Wer hochpreisige Luxusartikel vertreibt, sollte besonders genau auf sein Marken-Portfolio achten. So lässt sich ein Urteil des OLG Hamburg zusammenfassen, das für den Füllfederhalter-Hersteller Montblanc äußerst ärgerlich ausfiel (Urteil vom 07.03.2014 – 3 U 33/12).

Montblanc vertreibt seit Jahrzehnten besonders luxuriöse Füllfederhalter mit einem charakteristischen Design. Dieses besteht im Wesentlichen in einer zigarrenförmigen Gestaltung und drei umlaufenden goldenen Ringen. Diese Gestaltung hatte sich Montblanc als 3-D-Marke auch schützen lassen. Aus dieser Marke ging das Unternehmen nun gegen einen Wettbewerber vor, der Füllfederhalter in einer ganz ähnlichen Gestaltung anbot.

Das Ergebnis des Prozesses: Der Wettbewerber darf seine Füllfederhalter weiter vertreiben, und Montblancs Marke wurde gelöscht.
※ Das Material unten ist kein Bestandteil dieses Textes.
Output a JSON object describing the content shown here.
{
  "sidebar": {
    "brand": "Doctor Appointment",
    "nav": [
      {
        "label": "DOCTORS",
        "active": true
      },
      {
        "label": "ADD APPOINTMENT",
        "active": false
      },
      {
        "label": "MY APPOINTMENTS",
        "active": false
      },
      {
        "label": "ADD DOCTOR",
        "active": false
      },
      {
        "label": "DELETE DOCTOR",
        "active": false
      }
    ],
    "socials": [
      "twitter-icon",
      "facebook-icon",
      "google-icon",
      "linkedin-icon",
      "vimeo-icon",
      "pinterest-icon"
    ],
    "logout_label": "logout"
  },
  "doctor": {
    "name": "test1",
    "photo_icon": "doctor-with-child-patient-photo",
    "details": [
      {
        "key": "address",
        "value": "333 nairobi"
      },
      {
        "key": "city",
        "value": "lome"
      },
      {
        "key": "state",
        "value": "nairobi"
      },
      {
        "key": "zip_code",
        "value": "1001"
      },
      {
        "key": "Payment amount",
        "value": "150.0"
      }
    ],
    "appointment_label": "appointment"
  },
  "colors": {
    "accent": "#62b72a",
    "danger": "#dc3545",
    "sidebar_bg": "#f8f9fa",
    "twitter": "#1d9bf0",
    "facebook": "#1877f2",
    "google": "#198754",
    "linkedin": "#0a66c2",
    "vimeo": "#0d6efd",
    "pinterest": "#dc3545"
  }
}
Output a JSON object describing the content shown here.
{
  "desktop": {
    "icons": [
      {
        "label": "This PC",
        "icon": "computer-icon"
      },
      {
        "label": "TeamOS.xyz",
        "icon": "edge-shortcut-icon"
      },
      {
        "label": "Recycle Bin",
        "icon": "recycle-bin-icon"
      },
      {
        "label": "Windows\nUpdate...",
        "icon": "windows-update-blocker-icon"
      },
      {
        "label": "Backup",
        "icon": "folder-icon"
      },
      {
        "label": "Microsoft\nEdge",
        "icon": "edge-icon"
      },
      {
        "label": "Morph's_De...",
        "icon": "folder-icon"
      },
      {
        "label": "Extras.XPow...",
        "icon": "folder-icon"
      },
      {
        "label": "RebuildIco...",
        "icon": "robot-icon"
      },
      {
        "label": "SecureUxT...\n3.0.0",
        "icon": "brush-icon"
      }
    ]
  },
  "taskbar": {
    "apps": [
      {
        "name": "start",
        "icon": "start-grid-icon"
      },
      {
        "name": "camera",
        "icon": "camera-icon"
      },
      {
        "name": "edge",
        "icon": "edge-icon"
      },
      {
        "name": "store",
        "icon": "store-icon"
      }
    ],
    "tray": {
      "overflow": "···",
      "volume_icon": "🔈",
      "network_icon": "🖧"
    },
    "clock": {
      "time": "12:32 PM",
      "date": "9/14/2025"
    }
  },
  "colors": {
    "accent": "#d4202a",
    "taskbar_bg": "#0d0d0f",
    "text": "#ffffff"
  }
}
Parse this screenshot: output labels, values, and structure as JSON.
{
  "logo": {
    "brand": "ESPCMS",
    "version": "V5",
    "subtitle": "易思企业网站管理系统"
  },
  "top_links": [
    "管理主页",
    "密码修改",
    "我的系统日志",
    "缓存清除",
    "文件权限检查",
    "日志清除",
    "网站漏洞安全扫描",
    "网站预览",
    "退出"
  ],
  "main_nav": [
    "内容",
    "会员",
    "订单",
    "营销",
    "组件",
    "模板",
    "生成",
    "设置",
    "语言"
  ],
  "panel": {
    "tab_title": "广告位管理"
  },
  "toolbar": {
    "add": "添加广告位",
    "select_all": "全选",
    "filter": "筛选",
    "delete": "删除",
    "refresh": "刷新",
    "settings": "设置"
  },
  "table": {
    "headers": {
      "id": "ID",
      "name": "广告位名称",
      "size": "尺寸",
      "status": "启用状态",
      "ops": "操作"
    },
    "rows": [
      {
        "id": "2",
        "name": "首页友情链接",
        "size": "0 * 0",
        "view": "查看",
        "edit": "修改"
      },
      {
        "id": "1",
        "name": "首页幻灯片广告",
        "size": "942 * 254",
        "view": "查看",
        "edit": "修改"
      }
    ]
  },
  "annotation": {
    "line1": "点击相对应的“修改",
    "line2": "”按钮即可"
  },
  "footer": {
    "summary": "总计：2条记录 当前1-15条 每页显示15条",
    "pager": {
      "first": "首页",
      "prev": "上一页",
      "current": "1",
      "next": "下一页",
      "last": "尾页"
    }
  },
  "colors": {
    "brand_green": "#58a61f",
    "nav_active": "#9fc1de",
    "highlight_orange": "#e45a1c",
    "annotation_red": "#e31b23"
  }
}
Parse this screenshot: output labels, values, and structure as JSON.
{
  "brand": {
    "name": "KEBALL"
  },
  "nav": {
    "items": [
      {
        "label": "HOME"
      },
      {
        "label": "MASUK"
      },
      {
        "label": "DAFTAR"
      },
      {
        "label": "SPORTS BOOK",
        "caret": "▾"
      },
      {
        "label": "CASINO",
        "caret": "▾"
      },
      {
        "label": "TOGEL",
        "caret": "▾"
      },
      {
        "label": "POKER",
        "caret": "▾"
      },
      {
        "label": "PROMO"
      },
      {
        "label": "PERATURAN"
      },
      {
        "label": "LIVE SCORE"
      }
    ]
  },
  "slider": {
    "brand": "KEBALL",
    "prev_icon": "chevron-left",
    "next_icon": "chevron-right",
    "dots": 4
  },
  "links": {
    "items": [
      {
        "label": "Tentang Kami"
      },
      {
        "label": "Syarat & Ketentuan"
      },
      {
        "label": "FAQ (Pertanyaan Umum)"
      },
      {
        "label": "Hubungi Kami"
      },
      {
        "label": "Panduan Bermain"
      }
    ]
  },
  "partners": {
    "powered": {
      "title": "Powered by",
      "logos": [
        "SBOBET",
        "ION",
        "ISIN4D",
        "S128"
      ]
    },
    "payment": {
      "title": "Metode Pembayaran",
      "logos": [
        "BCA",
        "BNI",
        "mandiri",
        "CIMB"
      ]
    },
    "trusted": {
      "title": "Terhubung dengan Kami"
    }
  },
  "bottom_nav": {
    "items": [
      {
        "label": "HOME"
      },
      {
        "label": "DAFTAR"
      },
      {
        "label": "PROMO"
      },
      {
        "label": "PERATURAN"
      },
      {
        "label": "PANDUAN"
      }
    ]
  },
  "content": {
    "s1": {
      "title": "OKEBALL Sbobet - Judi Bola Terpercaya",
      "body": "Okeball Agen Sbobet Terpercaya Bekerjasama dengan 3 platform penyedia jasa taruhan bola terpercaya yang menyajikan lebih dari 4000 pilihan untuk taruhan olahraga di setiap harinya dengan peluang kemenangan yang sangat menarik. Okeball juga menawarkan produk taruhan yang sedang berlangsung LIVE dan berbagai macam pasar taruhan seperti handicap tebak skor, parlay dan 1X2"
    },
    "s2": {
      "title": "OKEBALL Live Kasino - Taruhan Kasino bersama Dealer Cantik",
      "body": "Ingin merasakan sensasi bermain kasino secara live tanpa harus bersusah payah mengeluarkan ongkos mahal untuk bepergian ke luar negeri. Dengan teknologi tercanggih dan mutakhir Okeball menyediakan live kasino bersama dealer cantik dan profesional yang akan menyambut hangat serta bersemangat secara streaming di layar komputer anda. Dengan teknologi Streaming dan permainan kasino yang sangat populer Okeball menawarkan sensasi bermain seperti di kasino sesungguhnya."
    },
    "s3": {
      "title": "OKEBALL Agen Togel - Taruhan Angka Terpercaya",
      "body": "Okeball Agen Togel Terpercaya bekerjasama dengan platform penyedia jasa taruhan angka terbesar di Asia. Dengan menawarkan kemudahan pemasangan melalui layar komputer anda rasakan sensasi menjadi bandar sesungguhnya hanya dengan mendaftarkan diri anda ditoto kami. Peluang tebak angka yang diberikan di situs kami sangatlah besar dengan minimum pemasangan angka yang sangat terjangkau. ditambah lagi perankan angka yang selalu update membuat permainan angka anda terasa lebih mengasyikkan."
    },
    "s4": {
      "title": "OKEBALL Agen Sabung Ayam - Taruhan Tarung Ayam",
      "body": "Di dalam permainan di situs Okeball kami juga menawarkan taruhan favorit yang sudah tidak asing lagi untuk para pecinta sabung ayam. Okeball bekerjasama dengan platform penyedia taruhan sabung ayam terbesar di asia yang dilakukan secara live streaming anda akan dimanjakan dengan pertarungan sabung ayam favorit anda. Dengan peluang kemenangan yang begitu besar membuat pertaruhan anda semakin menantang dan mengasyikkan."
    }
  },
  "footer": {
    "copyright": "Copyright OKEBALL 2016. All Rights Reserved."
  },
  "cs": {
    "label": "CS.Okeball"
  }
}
Entscheidend waren für das Gericht die jeweiligen Schriftzüge, welche auf beiden Füllfederhaltern eingraviert waren. Diese waren deutlich unterschiedlich. Dazu führte das Gericht zunächst einmal aus, dass bei Luxus-Produkten ein solcher eindeutig erkennbarer Herkunftshinweis bereits ausreiche, um eine Verwirrung der Kunden hinsichtlich der Herkunft auszuschließen. Denn wer sich für ein derart teures Produkt entscheide, achte eben auch auf Kleinigkeiten und betrachte die Waren besonders aufmerksam.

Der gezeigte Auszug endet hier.